Missing Piper Cherokee ‘very common trainer’

Plane went missing enroute from Creswell to Vancouver

A single engine plane at the Aurora Airport, April 23, 2015 (KOIN 6 News)
A single engine plane at the Aurora Airport, April 23, 2015 (KOIN 6 News)

AURORA, Ore. (KOIN 6) — The missing single-engine aircraft that left Creswell for Vancouver is a plane that is often used for training, said aviation expert Tom Young.

The Piper PA-28 Cherokee is “a very common trainer,” he told KOIN 6 News. “It’s probably been around for 50 years. It’s a safe design, depends on the maintenance how well it was kept up, possibly.”

Airplanes at the Aurora Airport, April 23, 2015 (KOIN 6 News)
Airplanes at the Aurora Airport, April 23, 2015 (KOIN 6 News)

Young, an airline pilot for 27 years who also served nine years in the Air Force Reserve, said many people “own them as their own personal airplanes and fly them for years, kind of like a second car.”

“It’s rare,” he said, “that you get to a spot where somebody just disappears.”

The Piper Cherokee left Hobby Field in Creswell around 4:30 p.m. Tuesday, the Oregon Civil Air Patrol said. It was supposed to land at the Pearson Air Park in Vancouver, Washington but was reported missing Tuesday evening.
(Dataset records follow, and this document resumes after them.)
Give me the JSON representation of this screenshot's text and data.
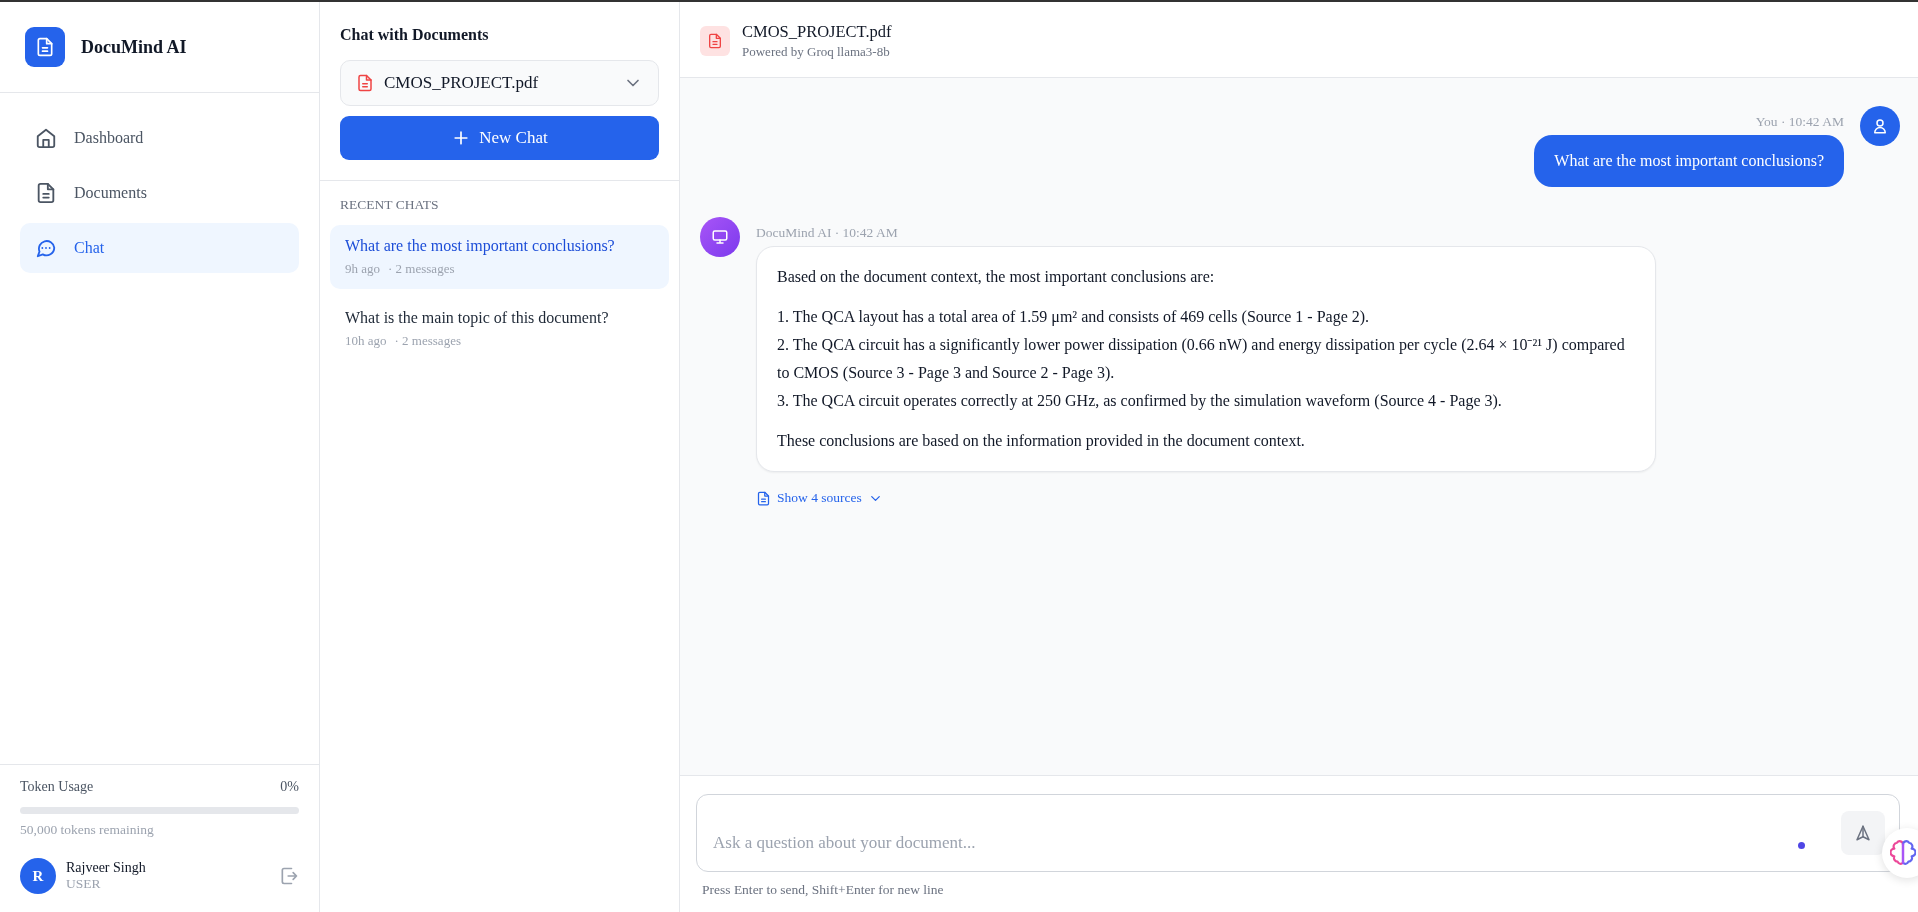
{
  "sidebar": {
    "app_title": "DocuMind AI",
    "nav": [
      {
        "label": "Dashboard",
        "selected": false
      },
      {
        "label": "Documents",
        "selected": false
      },
      {
        "label": "Chat",
        "selected": true
      }
    ],
    "token_usage": {
      "label": "Token Usage",
      "percent": "0%",
      "level": 0,
      "remaining": "50,000 tokens remaining"
    },
    "user": {
      "initial": "R",
      "name": "Rajveer Singh",
      "role": "USER"
    }
  },
  "chat_panel": {
    "title": "Chat with Documents",
    "document_select": {
      "value": "CMOS_PROJECT.pdf"
    },
    "new_chat_button": "New Chat",
    "recent_heading": "RECENT CHATS",
    "recent_chats": [
      {
        "title": "What are the most important conclusions?",
        "time": "9h ago",
        "count": "· 2 messages",
        "selected": true
      },
      {
        "title": "What is the main topic of this document?",
        "time": "10h ago",
        "count": "· 2 messages",
        "selected": false
      }
    ]
  },
  "header": {
    "title": "CMOS_PROJECT.pdf",
    "subtitle": "Powered by Groq llama3-8b"
  },
  "messages": [
    {
      "kind": "user",
      "meta": "You · 10:42 AM",
      "blocks": [
        {
          "kind": "paragraph",
          "text": "What are the most important conclusions?"
        }
      ]
    },
    {
      "kind": "assistant",
      "meta": "DocuMind AI · 10:42 AM",
      "blocks": [
        {
          "kind": "paragraph",
          "text": "Based on the document context, the most important conclusions are:"
        },
        {
          "kind": "list",
          "items": [
            "1. The QCA layout has a total area of 1.59 μm² and consists of 469 cells (Source 1 - Page 2).",
            "2. The QCA circuit has a significantly lower power dissipation (0.66 nW) and energy dissipation per cycle (2.64 × 10⁻²¹ J) compared to CMOS (Source 3 - Page 3 and Source 2 - Page 3).",
            "3. The QCA circuit operates correctly at 250 GHz, as confirmed by the simulation waveform (Source 4 - Page 3)."
          ]
        },
        {
          "kind": "paragraph",
          "text": "These conclusions are based on the information provided in the document context."
        }
      ],
      "sources_link": "Show 4 sources"
    }
  ],
  "composer": {
    "placeholder": "Ask a question about your document...",
    "hint": "Press Enter to send, Shift+Enter for new line"
  }
}
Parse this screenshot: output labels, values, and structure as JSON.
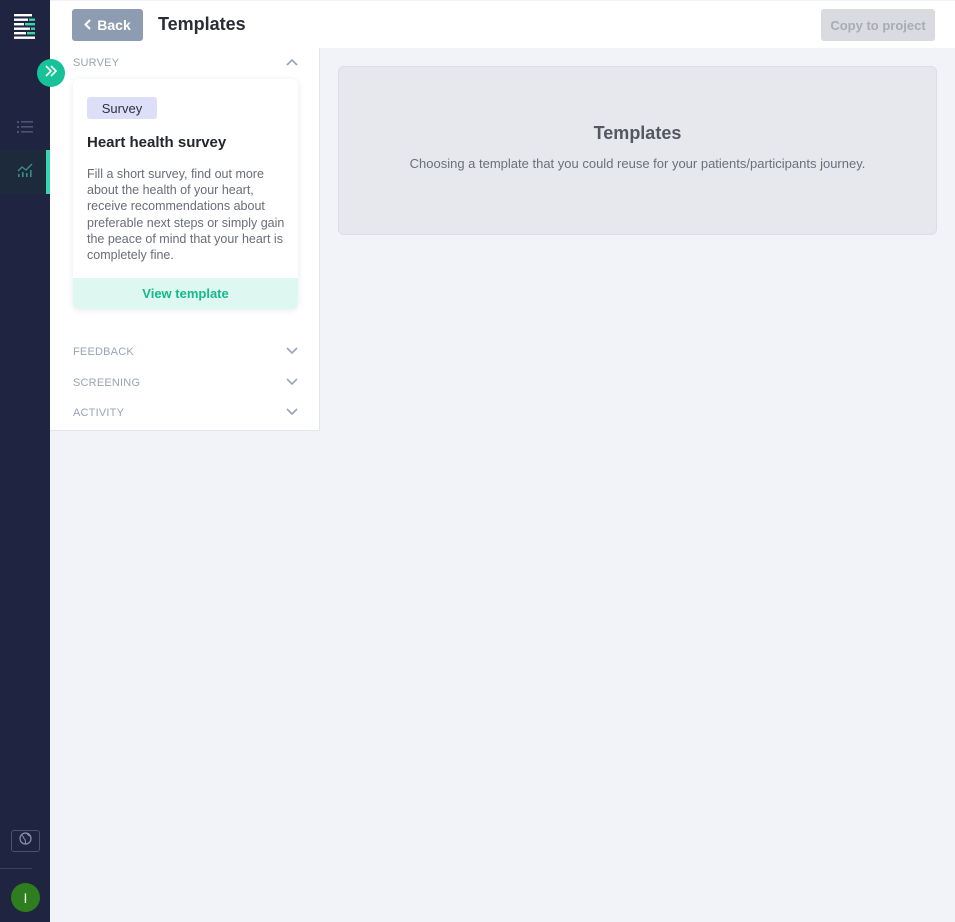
{
  "header": {
    "back_label": "Back",
    "title": "Templates",
    "copy_label": "Copy to project"
  },
  "sidebar": {
    "user_initial": "I"
  },
  "categories": [
    {
      "label": "SURVEY",
      "expanded": true
    },
    {
      "label": "FEEDBACK",
      "expanded": false
    },
    {
      "label": "SCREENING",
      "expanded": false
    },
    {
      "label": "ACTIVITY",
      "expanded": false
    }
  ],
  "card": {
    "tag": "Survey",
    "title": "Heart health survey",
    "description": "Fill a short survey, find out more about the health of your heart, receive recommendations about preferable next steps or simply gain the peace of mind that your heart is completely fine.",
    "action": "View template"
  },
  "info": {
    "title": "Templates",
    "subtitle": "Choosing a template that you could reuse for your patients/participants journey."
  },
  "colors": {
    "rail": "#1f2540",
    "accent": "#17c299",
    "avatar": "#2e7d1e"
  }
}
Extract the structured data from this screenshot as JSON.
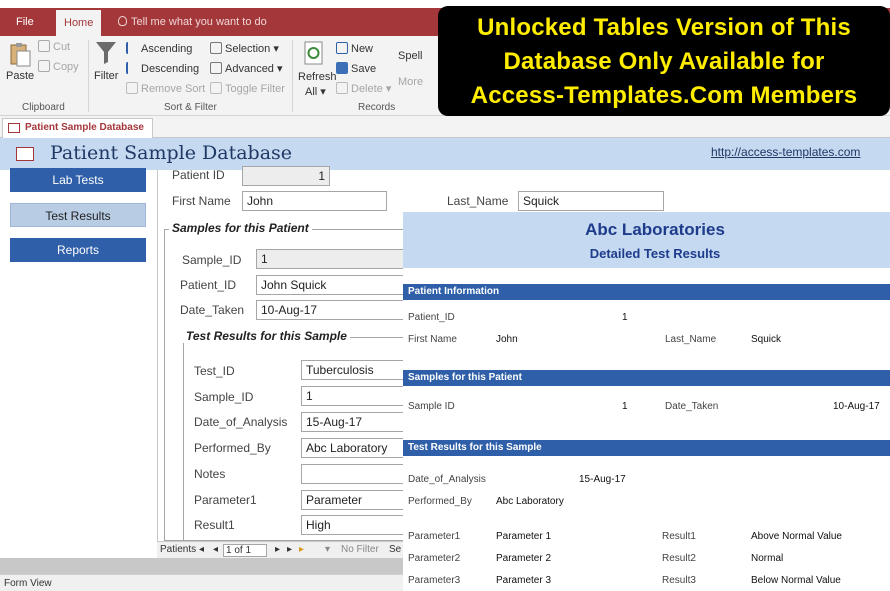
{
  "ribbon": {
    "tabs": [
      "File",
      "Home"
    ],
    "tell_me": "Tell me what you want to do",
    "clipboard": {
      "paste": "Paste",
      "cut": "Cut",
      "copy": "Copy",
      "label": "Clipboard"
    },
    "sort_filter": {
      "filter": "Filter",
      "ascending": "Ascending",
      "descending": "Descending",
      "remove_sort": "Remove Sort",
      "selection": "Selection",
      "advanced": "Advanced",
      "toggle_filter": "Toggle Filter",
      "label": "Sort & Filter"
    },
    "records": {
      "refresh": "Refresh",
      "all": "All",
      "new": "New",
      "save": "Save",
      "delete": "Delete",
      "spelling": "Spell",
      "more": "More",
      "label": "Records"
    }
  },
  "banner": {
    "line1": "Unlocked Tables Version of This",
    "line2": "Database Only Available for",
    "line3": "Access-Templates.Com Members"
  },
  "doc_tab": "Patient Sample Database",
  "header": {
    "title": "Patient Sample Database",
    "link": "http://access-templates.com"
  },
  "nav": {
    "lab_tests": "Lab Tests",
    "test_results": "Test Results",
    "reports": "Reports"
  },
  "form": {
    "patient_id_label": "Patient ID",
    "patient_id": "1",
    "first_name_label": "First Name",
    "first_name": "John",
    "last_name_label": "Last_Name",
    "last_name": "Squick",
    "samples_title": "Samples for this Patient",
    "sample_id_label": "Sample_ID",
    "sample_id": "1",
    "patient_id2_label": "Patient_ID",
    "patient_id2": "John Squick",
    "date_taken_label": "Date_Taken",
    "date_taken": "10-Aug-17",
    "tests_title": "Test Results for this Sample",
    "test_id_label": "Test_ID",
    "test_id": "Tuberculosis",
    "sample_id2_label": "Sample_ID",
    "sample_id2": "1",
    "date_analysis_label": "Date_of_Analysis",
    "date_analysis": "15-Aug-17",
    "performed_by_label": "Performed_By",
    "performed_by": "Abc Laboratory",
    "notes_label": "Notes",
    "notes": "",
    "parameter1_label": "Parameter1",
    "parameter1": "Parameter",
    "result1_label": "Result1",
    "result1": "High"
  },
  "record_nav": {
    "label": "Patients",
    "position": "1 of 1",
    "filter": "No Filter",
    "search": "Se"
  },
  "status": "Form View",
  "report": {
    "company": "Abc Laboratories",
    "subtitle": "Detailed Test Results",
    "patient_info": "Patient Information",
    "patient_id_label": "Patient_ID",
    "patient_id": "1",
    "first_name_label": "First Name",
    "first_name": "John",
    "last_name_label": "Last_Name",
    "last_name": "Squick",
    "samples_title": "Samples for this Patient",
    "sample_id_label": "Sample ID",
    "sample_id": "1",
    "date_taken_label": "Date_Taken",
    "date_taken": "10-Aug-17",
    "tests_title": "Test Results for this Sample",
    "date_analysis_label": "Date_of_Analysis",
    "date_analysis": "15-Aug-17",
    "performed_by_label": "Performed_By",
    "performed_by": "Abc Laboratory",
    "rows": [
      {
        "plabel": "Parameter1",
        "pvalue": "Parameter 1",
        "rlabel": "Result1",
        "rvalue": "Above Normal Value"
      },
      {
        "plabel": "Parameter2",
        "pvalue": "Parameter 2",
        "rlabel": "Result2",
        "rvalue": "Normal"
      },
      {
        "plabel": "Parameter3",
        "pvalue": "Parameter 3",
        "rlabel": "Result3",
        "rvalue": "Below Normal Value"
      }
    ]
  },
  "colors": {
    "ribbon_accent": "#a4373a",
    "banner_bg": "#000000",
    "banner_text": "#ffed00",
    "header_bg": "#c5d9f1",
    "report_bar": "#2e5fa8"
  }
}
Three aircraft and 15 people from the Oregon CAP are searching for the plane, whose only known passenger was the pilot.

Lee Leslie, seen in an undated photo, was last seen leaving the Creswell airport on his way to Vancouver on April 21, 2015 (Courtesy: Justin Rytel)
Lee Leslie, seen in an undated photo, was last seen leaving the Creswell airport on his way to Vancouver on April 21, 2015 (Courtesy: family friend)

The pilot was identified as Lee Cheshire Leslie, 41, from Vancouver. The 5-feet-10, 180 pound white man was last seen wearing a red polo shirt and light colored pants.

Lt. Col. Ted Tanory said that they had no new leads as to what happened to the plane.

“The FAA radar had him on track for a period of time and then he dropped off radar,” he said. KOIN 6 News learned the last known spot was over a heavily forested area that was on the original flight path.

“We are of course concentrating the search in that area,” said Tanory.

Late Thursday afternoon, CAP officials told KOIN 6 News they received a weak emergency signal within the search area, south of the Aurora State Airport and closer to Eugene.

They sent a plane and ground searchers to the area, but did not find anything, CAP officials said around 5:45 p.m.

At a press conference earlier Thursday, Tanory said there are two types of emergency signals – digital and analog. A digital burst would tell who it belongs to and provide a registration number. The older style sends an audible signal on an emergency frequency.

The signals – ELTs – must be maintained by the pilot or the plane owner. An ELT should have a battery life of about seven days, he said.

Searcher Richard Weichman said, “If we’re flying over woods, we’re looking for broken treetops or any sign of an airplane or anything that does not belong where we see it.”

Aviation expert Tom Young, April 23, 2015 (KOIN 6 News)
Aviation expert Tom Young, April 23, 2015 (KOIN 6 News)

There are many unknowns in the case.

Young said it’s possible “there was a medical issue, possibly a situation where they wanted to vanish. Possibly they had a mechanical (issue) and didn’t get a distress call off.”

If the plane was a rental, he said an inspection by a licensed mechanic is required every 100 flight hours. He added a pilot flying their own plane must have an annual inspection.

“Typically you get an initial license as a private pilot, and that’s 40 hours minimum mandatory. It’s usually a lot more than that,” he said. “Then every two years you take a refresher flight with a flight instructor.”